A century-old industrial building on Manhattan’s West Side is quietly redefining what “last mile” means in the urban core. Once home to Ford Motor Company and later DHL, the multi-story warehouse on 10th Avenue is coming back to market for the first time in decades — and it’s built for a kind of movement that cities suddenly need again.
Inside, a spiraling ramp system allows box trucks and delivery vans to drive up and down five floors — a rarity in New York and a feature that makes the building instantly relevant in an era of e-commerce congestion. “There really isn’t another industrial building in Manhattan that allows this kind of vertical access,” said Leslie Lanne, Vice Chair at JLL, who specializes in institutional Landlord and Tenant representation in the Northeast Region. “The design solves a problem we’re just starting to face — how to move vehicles off the street while keeping them close to the customer.”
That problem is growing across major cities as e-commerce accelerates and space remains scarce. Manhattan’s total industrial footprint is about 130 million square feet, but less than ten percent qualifies as modern Class A product. Only five million square feet of new logistics space has been delivered across New York City in the last eight years. Much of the rest is aging stock — midcentury warehouses without loading docks, staging space, or capacity for EV fleets.
The design solves a problem we’re just starting to face — how to move vehicles off the street while keeping them close to the customer.
But timing matters. Nationwide, logistics demand has softened since its pandemic peak, leaving speculative projects from Chicago to Seattle hunting for tenants.
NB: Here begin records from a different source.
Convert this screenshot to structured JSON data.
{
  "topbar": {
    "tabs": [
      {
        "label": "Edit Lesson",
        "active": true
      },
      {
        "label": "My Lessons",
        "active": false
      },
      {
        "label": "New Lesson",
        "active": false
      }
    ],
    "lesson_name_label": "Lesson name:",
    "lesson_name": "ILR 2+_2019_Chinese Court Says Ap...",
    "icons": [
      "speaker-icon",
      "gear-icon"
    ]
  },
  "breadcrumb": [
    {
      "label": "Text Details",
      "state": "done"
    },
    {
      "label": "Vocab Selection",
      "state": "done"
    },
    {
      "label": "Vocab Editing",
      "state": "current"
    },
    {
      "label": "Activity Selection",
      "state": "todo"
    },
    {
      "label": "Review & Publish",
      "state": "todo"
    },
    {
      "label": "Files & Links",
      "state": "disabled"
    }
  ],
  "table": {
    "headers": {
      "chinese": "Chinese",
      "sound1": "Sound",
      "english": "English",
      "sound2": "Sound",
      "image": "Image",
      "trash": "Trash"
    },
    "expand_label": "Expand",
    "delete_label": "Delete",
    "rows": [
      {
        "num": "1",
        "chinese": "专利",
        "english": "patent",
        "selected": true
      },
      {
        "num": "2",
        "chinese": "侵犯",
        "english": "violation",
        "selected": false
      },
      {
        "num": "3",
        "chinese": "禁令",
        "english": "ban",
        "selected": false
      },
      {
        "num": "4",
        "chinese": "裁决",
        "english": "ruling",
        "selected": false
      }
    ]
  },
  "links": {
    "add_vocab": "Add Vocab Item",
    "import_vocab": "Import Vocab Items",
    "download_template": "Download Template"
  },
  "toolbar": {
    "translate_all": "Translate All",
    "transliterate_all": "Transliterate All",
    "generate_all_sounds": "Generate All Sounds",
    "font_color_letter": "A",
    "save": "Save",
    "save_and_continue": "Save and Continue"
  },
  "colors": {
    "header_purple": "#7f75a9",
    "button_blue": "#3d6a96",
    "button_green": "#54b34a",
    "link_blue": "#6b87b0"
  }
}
Chicago’s 1.2 million-square-foot multistory warehouse on West Division Street, once hailed as a prototype for urban logistics, still sits largely vacant. Analysts at NAIOP note that many multilevel projects face operational hurdles — from tight ramp grades to difficult vehicle queuing — that complicate their promise.
Lanne said New York is different. “This market is structurally undersupplied,” she said. “If we want to get delivery vehicles out of bike lanes and off sidewalks, we need more buildings that can load and stage fleets internally.”
Potential tenants range from parcel carriers to food distributors, art storage firms, and event logistics providers. The building’s freight elevators, large enough to carry cars, offer flexibility few urban sites can match.
For corporate real estate executives watching urban logistics evolve, the 10th Avenue project captures the paradox of modern industrial space: what was once obsolete may now be indispensable. A design from Manhattan’s automotive past could help solve the delivery gridlock of its future.